The Hague Group, led by Malaysia, South Africa, and Colombia, formed in January 2025 in “defense of international law” and in solidarity with Palestinians. Over 70 countries from all regions signed a joint statement defending multilateralism at the UN. Earlier, in 2017, former Danish Prime Minister Anders Fogh Rasmussen set up the Alliance of Democracies Foundation to rally the dwindling ranks of democratic countries to “support each other against authoritarian pressures.”
Whatever its precise contours, an alliance of rights-respecting democracies would offer a hopeful counterpoint to the authoritarian trope of China’s and Russia’s leaders standing alongside North Korea’s Kim Jong Un, observing military hardware in a parade in Beijing’s Tiananmen Square in September. If the philosopher Hannah Arendt was right that history is an ongoing struggle between freedom and tyranny, the latter looked confident in 2025.
Yet, even in the worst of times, the idea of freedom and human rights is enduring. People power remains an engine for change. In the US, “No Kings” marches have drawn millions, protesters in Chicago, Minneapolis, Los Angeles, and around the country have stood up against the deployment of the National Guard and ICE abuses, and students are still organizing for Palestine on university campuses despite draconian crackdowns and visa revocations.
People gather facing law enforcement after marching through downtown Austin, Texas at the conclusion of the "No Kings Day" demonstration in the US, June 9, 2026.
Buoyed by popular resistance, South Korean parliamentarians impeached their president to prevent him from grabbing power through martial law. Grassroots aid efforts by Sudan’s emergency response rooms, Hong Kong’s fire relief, Sri Lanka’s cyclone relief community kitchens, and Ukrainian mutual aid and solidarity collectives represent the best of this trend.

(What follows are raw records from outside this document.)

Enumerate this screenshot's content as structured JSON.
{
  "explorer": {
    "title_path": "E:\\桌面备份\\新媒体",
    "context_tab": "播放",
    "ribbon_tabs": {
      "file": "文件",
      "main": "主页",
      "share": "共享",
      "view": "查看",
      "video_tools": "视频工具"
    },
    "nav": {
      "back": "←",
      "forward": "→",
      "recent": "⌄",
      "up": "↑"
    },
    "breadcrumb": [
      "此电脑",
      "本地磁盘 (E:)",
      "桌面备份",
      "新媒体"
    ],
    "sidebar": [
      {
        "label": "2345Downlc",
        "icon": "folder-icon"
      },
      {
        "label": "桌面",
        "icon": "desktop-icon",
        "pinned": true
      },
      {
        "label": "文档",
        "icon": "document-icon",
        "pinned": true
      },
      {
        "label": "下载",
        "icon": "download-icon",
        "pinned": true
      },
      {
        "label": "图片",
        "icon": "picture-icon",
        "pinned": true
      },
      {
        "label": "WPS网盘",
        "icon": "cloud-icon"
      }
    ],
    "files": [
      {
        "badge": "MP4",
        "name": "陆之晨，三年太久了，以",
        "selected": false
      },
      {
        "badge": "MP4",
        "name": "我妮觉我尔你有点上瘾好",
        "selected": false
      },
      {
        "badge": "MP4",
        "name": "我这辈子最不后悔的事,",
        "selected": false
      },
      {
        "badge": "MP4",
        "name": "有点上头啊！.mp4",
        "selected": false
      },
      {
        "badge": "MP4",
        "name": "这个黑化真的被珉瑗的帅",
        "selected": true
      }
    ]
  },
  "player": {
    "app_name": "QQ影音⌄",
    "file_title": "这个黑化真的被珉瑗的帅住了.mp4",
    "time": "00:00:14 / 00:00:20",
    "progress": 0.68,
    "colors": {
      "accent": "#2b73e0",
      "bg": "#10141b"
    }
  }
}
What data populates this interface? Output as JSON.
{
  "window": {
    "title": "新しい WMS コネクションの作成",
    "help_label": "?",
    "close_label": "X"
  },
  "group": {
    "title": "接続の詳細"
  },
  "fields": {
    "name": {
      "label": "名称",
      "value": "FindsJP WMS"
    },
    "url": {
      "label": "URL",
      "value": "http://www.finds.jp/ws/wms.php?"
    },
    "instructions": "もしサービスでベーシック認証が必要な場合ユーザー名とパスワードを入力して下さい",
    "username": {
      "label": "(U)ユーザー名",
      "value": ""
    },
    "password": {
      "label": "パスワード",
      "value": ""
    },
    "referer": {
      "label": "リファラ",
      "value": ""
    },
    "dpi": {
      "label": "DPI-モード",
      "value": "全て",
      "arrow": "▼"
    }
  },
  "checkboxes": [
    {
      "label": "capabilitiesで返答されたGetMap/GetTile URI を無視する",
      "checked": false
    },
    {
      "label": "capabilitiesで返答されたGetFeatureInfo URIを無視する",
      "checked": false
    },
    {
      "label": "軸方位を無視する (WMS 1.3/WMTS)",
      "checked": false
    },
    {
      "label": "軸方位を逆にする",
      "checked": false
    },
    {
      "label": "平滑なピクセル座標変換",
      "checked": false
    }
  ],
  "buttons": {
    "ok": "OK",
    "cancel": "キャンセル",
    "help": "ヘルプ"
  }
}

In 2025, Gen Z protests against corruption, inadequate public services, and poor governance in Nepal, Indonesia, and Morocco brought to the forefront the need for governments to listen to their youth and tackle corruption and inequality. But as the difficulties of restoring rights in Bangladesh after years under an authoritarian government illustrates, gains won through public mobilization can easily be lost unless democratic participation and free expression remain unassailable.
People take part in a youth-led protest against corruption and calling for education and healthcare reforms, in Rabat, Morocco, June 9, 2026.

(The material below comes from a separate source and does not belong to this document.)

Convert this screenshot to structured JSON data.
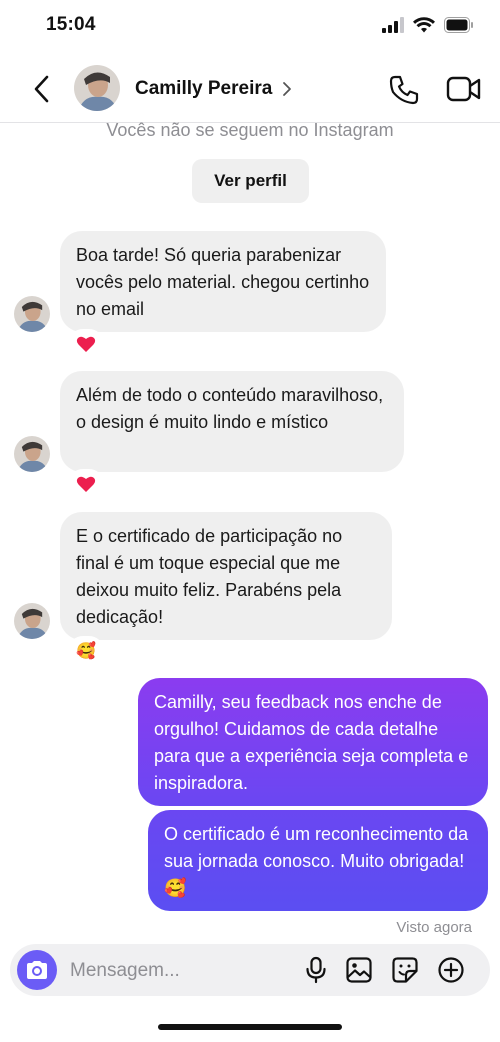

Demonstrators outside Nepal's Parliament during a protest in Kathmandu condemning social media prohibitions and corruption by the government, June 9, 2026.
In this more hostile world, civil society is more critical than ever. It’s also increasingly endangered, particularly in an environment where funding is scarce. In 2025, Human Rights Watch was labeled “undesirable” and banned from operating in Russia. For partners in Egypt, Hong Kong, and India, these tactics are all too familiar. Restrictions on civil society and protest have become more commonplace in Europe, including the UK and France. And now, for the first time, many worry about risks associated with their operational presence in the US, where the Open Society Foundations, a major donor, have already been threatened, and the administration is preparing a list of “domestic terrorists” under overbroad guidance that could be interpreted to include the work of many progressive groups.
Breaking the authoritarian wave and standing up for human rights is a generational challenge. In 2026, it will play out most acutely in the US, with far-reaching consequences for the rest of the world. Fighting back will require a determined, strategic, and coordinated reaction from voters, civil society, multilateral institutions, and rights-respecting governments around the globe.
오늘의연애 문채원 지금껏 보지못한 최고의 로맨스포토엔., Human Rights Watch’s 36th annual review of human rights practices and trends around the globe, reviews developments in more than 100 countries.